President Donald Trump said he was signing an executive order asking the Pentagon and Department of Homeland Security to examine creating a facility at the naval base at Guantanamo Bay that could house as many as 30,000 undocumented migrants.
“Some of them are so bad, we don’t even trust the countries to hold them, because we don’t want them coming back, so we’re going to send them out to Guantanamo,” Trump said Wednesday as he signed the Laken Riley Act requiring the detention of unauthorized immigrants accused of crimes.
Trump said the Guantanamo effort could double US capacity for migrant detentions. It was signaled by his Homeland Security Secretary Kristi Noem, who earlier told Fox News that the administration was weighing sending migrants to the prison facility located on the southeastern end of Cuba.
It’s part of a much broader overhaul of immigration policy with the administration conducting high-profile arrests in New York, Chicago and Denver of those convicted of serious crimes. But Trump has also vowed the largest deportation in US history, declaring a national emergency at the southern border, ordering thousands of additional troops to assist with enforcement and cutting off access to asylum.
The administration on Tuesday canceled former President Joe Biden’s extension of Temporary Protected Status for 600,000 Venezuelans already in the US. The 18-month extension of TPS would have shielded Venezuelan migrants from being sent back to their country and allowed them to work legally in the US. The Biden administration announced the extension days before leaving office.

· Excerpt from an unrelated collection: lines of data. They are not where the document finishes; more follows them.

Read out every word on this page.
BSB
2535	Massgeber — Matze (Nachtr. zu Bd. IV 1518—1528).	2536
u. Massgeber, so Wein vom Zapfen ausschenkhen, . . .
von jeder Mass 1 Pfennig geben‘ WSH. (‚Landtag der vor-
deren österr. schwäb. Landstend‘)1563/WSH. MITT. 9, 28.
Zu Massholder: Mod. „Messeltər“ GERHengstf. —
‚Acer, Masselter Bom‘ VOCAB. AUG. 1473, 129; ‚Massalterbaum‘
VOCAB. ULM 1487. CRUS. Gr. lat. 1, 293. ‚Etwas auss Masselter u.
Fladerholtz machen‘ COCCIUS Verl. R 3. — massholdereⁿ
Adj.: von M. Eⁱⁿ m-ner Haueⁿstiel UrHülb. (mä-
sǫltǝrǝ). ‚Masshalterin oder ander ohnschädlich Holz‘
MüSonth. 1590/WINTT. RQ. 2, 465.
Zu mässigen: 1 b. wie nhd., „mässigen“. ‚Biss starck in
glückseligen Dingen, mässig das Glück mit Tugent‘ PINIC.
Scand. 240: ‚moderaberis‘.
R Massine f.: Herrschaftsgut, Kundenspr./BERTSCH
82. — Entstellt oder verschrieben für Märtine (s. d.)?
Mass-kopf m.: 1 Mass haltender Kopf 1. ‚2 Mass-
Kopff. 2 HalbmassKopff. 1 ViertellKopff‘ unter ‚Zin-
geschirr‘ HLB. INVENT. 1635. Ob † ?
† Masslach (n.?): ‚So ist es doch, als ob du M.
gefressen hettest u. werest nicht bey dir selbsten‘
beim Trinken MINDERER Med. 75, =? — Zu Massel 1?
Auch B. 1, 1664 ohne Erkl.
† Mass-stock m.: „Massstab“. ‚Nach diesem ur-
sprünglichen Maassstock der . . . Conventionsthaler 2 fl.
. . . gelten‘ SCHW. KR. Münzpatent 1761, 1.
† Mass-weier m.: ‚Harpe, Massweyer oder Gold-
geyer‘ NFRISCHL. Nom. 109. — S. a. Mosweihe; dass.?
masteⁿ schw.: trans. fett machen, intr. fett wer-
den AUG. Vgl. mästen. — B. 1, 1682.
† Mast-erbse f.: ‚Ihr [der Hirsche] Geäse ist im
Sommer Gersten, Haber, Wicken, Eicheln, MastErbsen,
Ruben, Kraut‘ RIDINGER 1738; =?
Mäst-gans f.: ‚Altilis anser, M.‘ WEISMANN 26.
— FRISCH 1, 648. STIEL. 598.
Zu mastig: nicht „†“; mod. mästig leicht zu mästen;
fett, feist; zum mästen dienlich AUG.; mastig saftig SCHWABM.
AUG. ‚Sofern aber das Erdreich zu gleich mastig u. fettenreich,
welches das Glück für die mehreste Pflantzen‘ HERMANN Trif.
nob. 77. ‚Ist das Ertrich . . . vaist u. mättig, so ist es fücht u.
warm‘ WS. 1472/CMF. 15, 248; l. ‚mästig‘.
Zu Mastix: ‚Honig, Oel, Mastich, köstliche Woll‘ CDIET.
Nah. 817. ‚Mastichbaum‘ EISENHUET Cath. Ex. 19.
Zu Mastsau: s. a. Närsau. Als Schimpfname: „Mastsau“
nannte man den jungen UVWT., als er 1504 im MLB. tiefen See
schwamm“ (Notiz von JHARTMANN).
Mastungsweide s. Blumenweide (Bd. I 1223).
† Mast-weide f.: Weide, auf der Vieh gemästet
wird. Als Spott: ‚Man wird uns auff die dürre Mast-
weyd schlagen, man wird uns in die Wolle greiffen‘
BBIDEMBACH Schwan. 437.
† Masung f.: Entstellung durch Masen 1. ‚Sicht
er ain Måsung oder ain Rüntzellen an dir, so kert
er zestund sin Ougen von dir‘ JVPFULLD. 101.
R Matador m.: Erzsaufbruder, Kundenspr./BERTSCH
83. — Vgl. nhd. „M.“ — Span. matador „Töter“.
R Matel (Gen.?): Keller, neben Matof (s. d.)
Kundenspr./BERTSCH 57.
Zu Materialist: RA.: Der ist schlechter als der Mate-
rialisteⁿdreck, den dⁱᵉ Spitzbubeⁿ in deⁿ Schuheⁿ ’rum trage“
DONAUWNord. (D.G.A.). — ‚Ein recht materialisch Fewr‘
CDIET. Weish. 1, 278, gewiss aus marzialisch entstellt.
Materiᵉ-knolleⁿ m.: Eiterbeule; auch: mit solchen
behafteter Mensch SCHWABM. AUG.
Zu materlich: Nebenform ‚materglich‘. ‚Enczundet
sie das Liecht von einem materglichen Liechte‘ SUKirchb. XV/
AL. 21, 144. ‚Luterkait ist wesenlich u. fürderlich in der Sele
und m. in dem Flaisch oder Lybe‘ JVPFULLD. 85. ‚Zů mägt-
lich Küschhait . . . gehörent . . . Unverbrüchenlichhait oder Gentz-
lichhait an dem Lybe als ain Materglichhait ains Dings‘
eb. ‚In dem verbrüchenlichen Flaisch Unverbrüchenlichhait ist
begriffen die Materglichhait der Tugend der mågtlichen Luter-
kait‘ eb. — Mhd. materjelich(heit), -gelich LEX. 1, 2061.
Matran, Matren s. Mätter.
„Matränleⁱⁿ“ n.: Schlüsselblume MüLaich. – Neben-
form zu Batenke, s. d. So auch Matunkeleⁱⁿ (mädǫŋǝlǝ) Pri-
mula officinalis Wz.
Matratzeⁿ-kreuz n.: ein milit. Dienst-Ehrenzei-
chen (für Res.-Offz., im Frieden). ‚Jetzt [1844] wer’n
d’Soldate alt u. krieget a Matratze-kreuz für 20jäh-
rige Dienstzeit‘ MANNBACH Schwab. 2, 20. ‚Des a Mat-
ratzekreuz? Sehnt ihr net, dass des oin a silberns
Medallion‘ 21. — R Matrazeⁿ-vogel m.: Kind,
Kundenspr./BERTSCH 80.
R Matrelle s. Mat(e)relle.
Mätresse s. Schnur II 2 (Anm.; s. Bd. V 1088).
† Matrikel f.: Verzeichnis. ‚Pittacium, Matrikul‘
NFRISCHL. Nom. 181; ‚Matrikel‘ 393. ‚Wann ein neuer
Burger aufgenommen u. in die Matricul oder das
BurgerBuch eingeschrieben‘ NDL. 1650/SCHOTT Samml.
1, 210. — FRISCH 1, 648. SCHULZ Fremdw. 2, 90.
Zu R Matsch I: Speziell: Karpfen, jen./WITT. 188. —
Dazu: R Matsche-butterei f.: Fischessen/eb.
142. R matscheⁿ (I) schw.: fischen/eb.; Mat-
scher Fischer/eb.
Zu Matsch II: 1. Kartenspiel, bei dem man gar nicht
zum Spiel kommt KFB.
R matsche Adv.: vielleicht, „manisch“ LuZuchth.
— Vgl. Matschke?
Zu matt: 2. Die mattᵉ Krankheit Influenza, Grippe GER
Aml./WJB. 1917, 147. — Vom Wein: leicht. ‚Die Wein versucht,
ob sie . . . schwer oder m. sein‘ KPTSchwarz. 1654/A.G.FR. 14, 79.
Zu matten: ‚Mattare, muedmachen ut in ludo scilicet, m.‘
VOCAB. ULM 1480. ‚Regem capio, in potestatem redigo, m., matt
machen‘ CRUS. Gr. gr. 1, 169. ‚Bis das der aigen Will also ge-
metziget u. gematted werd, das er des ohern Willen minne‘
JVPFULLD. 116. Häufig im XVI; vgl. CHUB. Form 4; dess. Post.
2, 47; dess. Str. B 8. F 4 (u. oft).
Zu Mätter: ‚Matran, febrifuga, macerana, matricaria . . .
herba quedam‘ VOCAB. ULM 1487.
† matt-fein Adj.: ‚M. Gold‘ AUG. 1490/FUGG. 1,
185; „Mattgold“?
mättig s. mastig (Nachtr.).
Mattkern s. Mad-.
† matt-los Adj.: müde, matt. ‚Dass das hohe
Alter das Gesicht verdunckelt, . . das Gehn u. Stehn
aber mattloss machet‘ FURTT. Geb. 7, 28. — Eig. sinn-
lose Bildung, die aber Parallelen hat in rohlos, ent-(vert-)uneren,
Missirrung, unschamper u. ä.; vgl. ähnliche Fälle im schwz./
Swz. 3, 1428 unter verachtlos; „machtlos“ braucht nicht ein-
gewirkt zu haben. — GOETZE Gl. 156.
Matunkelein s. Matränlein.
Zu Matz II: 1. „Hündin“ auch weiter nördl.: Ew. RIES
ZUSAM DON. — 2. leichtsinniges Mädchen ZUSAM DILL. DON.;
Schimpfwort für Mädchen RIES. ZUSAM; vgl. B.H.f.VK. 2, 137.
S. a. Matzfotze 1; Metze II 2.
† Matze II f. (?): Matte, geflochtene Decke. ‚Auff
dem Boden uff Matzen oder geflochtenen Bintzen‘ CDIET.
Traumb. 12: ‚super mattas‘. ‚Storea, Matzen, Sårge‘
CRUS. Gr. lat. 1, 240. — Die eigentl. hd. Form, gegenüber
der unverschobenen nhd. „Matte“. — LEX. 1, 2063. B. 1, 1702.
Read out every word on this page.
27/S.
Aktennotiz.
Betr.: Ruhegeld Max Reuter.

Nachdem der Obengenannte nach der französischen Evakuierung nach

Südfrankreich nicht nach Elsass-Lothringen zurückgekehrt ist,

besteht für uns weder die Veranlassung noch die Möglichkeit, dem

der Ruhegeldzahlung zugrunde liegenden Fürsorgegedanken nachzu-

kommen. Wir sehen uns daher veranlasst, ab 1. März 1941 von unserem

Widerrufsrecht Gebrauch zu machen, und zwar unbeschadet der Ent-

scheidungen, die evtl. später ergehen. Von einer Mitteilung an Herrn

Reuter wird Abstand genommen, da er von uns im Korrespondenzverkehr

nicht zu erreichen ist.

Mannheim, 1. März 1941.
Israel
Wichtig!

“We stopped that,” Noem said on Fox News. “We signed an executive order within the Department of Homeland Security that we are not going to follow through on what they did to tie our hands.”
The TPS program was expanded aggressively under Biden, who used it to shield people from countries seen as unstable, such as Haiti, El Salvador and Ukraine. Trump’s decision to revoke the extension for Venezuelans was reported earlier by the New York Times.
In the last several years, Venezuelans have ranked among the largest groups of migrants crossing the US-Mexico border without authorization to ask for asylum. While the TPS program for the South American country initially enjoyed broad support, it later became a target of Republicans who argued that it has been granted too liberally and acts as a draw to migrants.
Florida, Texas and New York are home to the largest population of individuals with TPS, with about half the total recipients coming from Venezuela. Patricia Andrade, of Miami-based nonprofit Raíces Venezolanas, has been advising TPS holders to apply for other visas and alternative immigration options.
“Many of those who received TPS have already opted for asylum or an immigrant visa, but others are still waiting for these new visas,” she said. “These are the people we are concerned about.”